Conivaptan. Conivaptan inhibits the V_1aR with a K_i of 6.3 ± 1.8 nM and the V₂R with a K_i of 1.1 ± 0.2 nM. Total body clearance is 9.5-10.1 L/hr. It is highly protein bound and has a terminal elimination t_1/2 of 5-12 hours. Conivaptan is metabolized via CYP3A4 and is partially excreted by the kidney. Caution should be exercised in those with hepatic and renal disease. At higher doses clearance may be reduced in the elderly.

Toxicity, Adverse Effects, Contraindications, Drug Interactions

Mozavaptan. Mozavaptan's major side effects are dry mouth and abnormal liver function tests.

Tolvaptan. Tolvaptan is eliminated by CYP3A4. Plasma concentrations of the drug are increased by ketoconazole. There is no known affect on amiodarone, digoxin, or warfarin metabolism. Among the adverse effects listed for tolvaptan are GI effects, hyperglycemia, and pyrexia. Less common are cerebrovascular accident, deep vein thrombosis, disseminated intravascular coagulation, intracardiac thrombus, ventricular fibrillation, urethral hemorrhage, vaginal hemorrhage, pulmonary embolism, respiratory failure, diabetic ketoacidosis, ischemic colitis, increaese in prothrombin time and rhabdomyolysis.
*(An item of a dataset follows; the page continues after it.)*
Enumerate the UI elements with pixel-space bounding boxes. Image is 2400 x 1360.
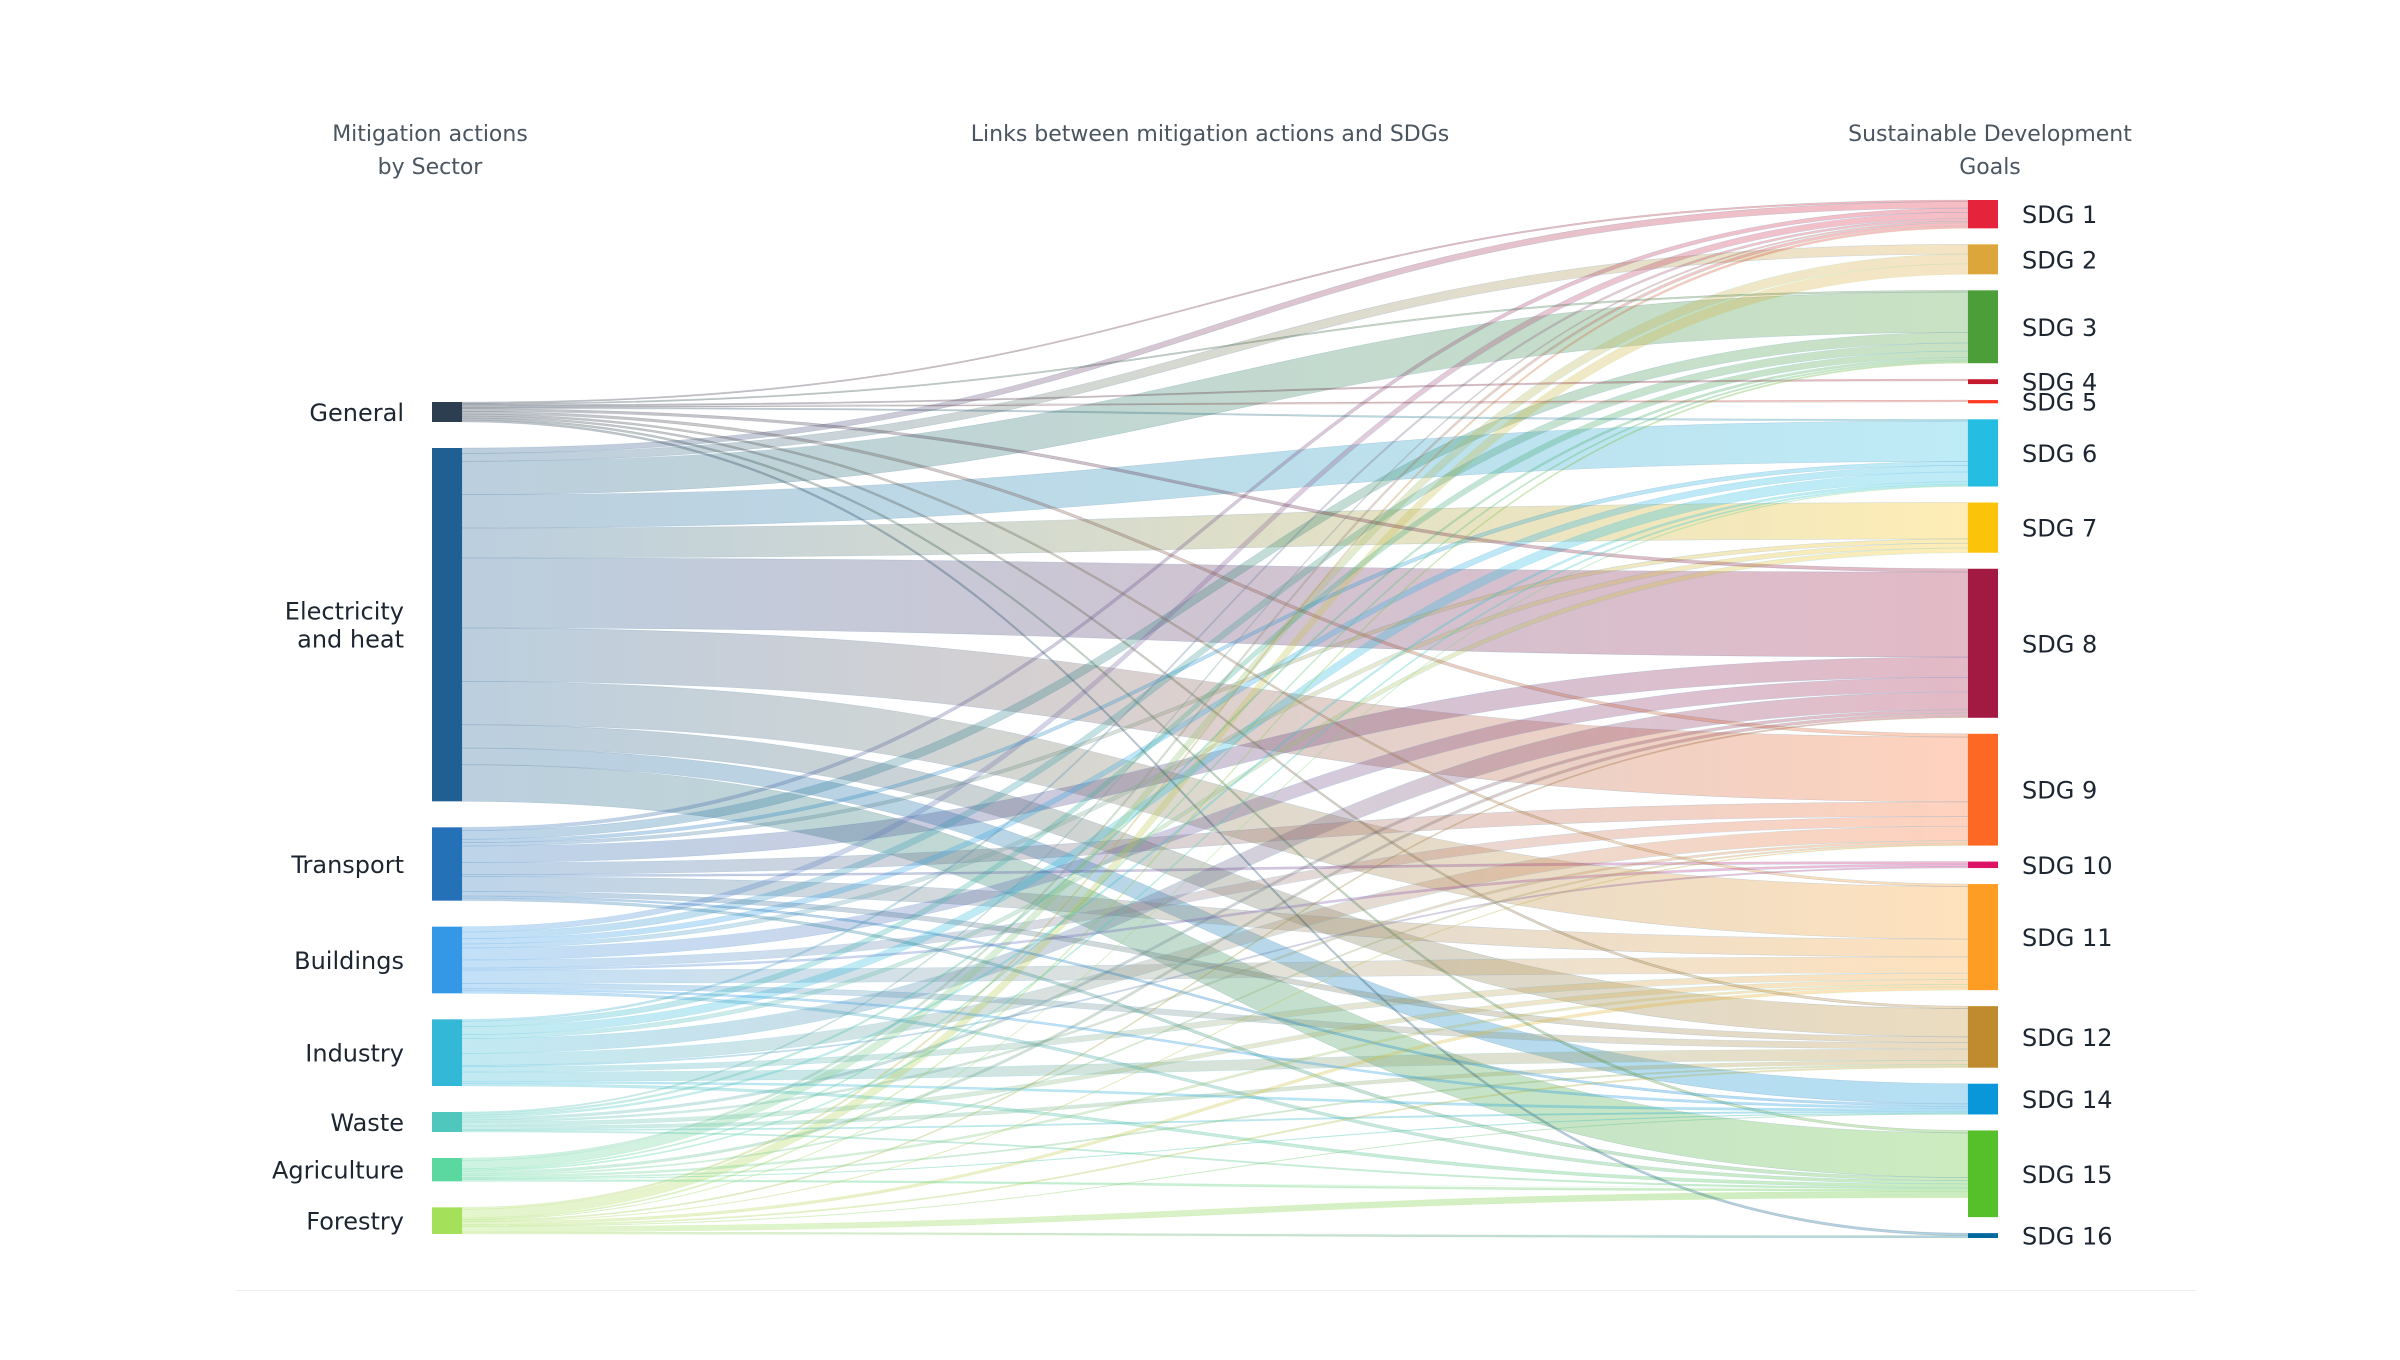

Conivaptan. Conivaptan is metabolized by CYP3A4 and as a result is associated with a variety of drug-drug interactions. It should not be administered in patients receiving ketoconazole, itraconazole, ritonavir, indinavir, clarithromycin, or other strong CYP3A4 inhibitors. Conivaptan increases levels of simvastatin, digoxin, amlodipine, and midazolam. It is not known to interact with warfarin or prolong the QT_c interval. Due to multiple drug-drug interactions conivaptan is no longer being developed for chronic long-term oral use. The most common adverse effect of conivaptan is an infusion site reaction. The manufacturer recommends that the drug only be infused into large veins and that infusion sites be changed daily. Other adverse effects have included headache, hypertnesion, hypotension, hypokalemia, and pyrexia.